O presidente da República da Turquia, Recep Tayyip Erdogan, emitiu nesta segunda-feira (26) duras declarações contra a França, estabelecendo um paralelo entre a situação dos muçulmanos na França hoje com a situação dos judeus antes da segunda guerra mundial, acusando os governos europeus de nazismo e fascismo e estimulando um boicote aos produtos franceses.
Essas declarações vêm se somar às proferidas no último sábado (24) por Erdogan, quando ele disse que o presidente da República Francesa, Emmanuel Macron, seria um “doente mental”, promotor do “separatismo islâmico”, “obcecado por ele [Erdogan] dia e noite”, e que o presidente francês “deveria se submeter a exames mentais”.

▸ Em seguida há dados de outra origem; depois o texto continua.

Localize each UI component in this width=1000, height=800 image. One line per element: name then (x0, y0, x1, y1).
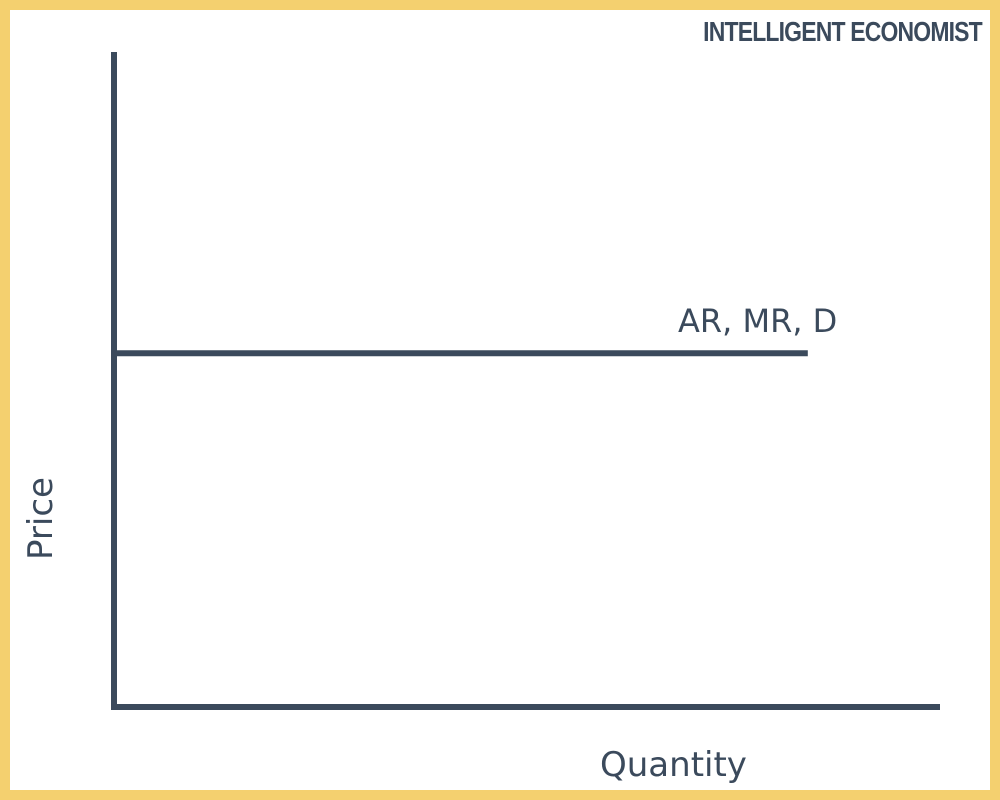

Segundo as últimas declarações de Erdogan, Macron estaria levando adiante “uma campanha de linchamento parecida com a que foi feita contra os judeus antes da Segunda Guerra Mundial está sendo organizada contra os muçulmanos”. O líder turco também exortou os países islâmicos a uma retaliação econômica. “Assim como na França alguns dizem ‘não comprem as máscaras turcas’, peço que não comprem produtos de marcas francesas”. Segundo Erdogan, essa seria uma forma de interromper uma campanha de “ódio de Macron contra os muçulmanos”.
O crime de Conflans-Saint-Honorine
As tensões entre a França e os países islâmicos voltaram a se acumular em decorrência do caso de um professor assassinado por motivos religiosos na pequena cidade de Conflans-Saint-Honorine, a 50 quilômetros de Paris. O crime gerou desde então uma grande comoção nacional na França.
O professor Samuel Paty, de 47 anos, foi decapitado por um rapaz de origem chechena no dia 16 de outubro após ministrar uma aula sobre “liberdade de expressão” na qual exibiu caricaturas do profeta Maomé. O assassino, um jovem de 18 anos, declarou ter ficado indignado com a atitude do professor Paty.
As caricaturas, publicadas originalmente pelo semanário satírico Charlie Hebdo, provocaram indignação generalizada no mundo islâmico, e foram o estopim para um ataque a bomba à sede do jornal em 2011 e a um massacre em 2015 cujo resultado foram 12 mortos, a maioria jornalistas do periódico.
Plano contra o “islamismo radical” e reação muçulmana
Neste sábado (24), Macron apresentou um plano de luta contra o “islamismo radical”, no qual propõe penas para aqueles que “negam as leis da República em nome da religião. No dia seguinte (25), o presidente francês publicou no Twitter uma mensagem em árabe e francês dizendo que defenderá a “liberdade, igualdade, e fraternidade”, que “nada fará o país recuar”, e que “a história da França é de luta contra tiranias e fanatismos”.
As ações de Macron foram interpretadas pelos governos dos países islâmicos como um ataque organizado contra o Islã e os muçulmanos em geral, o que gerou uma ampla crise diplomática e uma campanha de retaliação econômica, com a retirada de produtos franceses das prateleiras dos mercados de cidades como Doha, Catar e Jordânia.
O governo do Paquistão convocou o embaixador francês a Islamabad nesta segunda-feira (26) e teceu duras críticas ao governo francês, alegando que Macron leva adiante uma “campanha islamofóbica sistemática, conduzida sob o pretexto da defesa da liberdade de expressão”.
Tensões entre Ancara e Paris
A crise diplomática entre os governos turco e francês se aprofundou após as declarações de Erdogan. Ainda no sábado (26), a Presidência da Repúblca Francesa emitiu nota criticando Ancara pela “ausência de mensagens de condolências e de apoio do presidente turco” por ocasião do assassinato do professor Paty.
No domingo (25), o Ministério das Relações Exteriores turco emitiu nota oficial na qual alega que o órgão “luta há anos contra todo tipo de terror e violência, e estava triste com a morte de Samuel Paty”. No dia seguite ao assassinato do professor (17), o embaixador da Turquia na França, Ismail Hakki Musa, publicou nas redes sociais que se sentia “horrorizado” com o crime cometido contra Paty.
A chanceler da Alemanha, Angela Merkel, interveio na crise nesta segunda-feira (26) defendendo o governo de Emmanuel Macron e condenando as “declarações difamatórias” de Erdogan.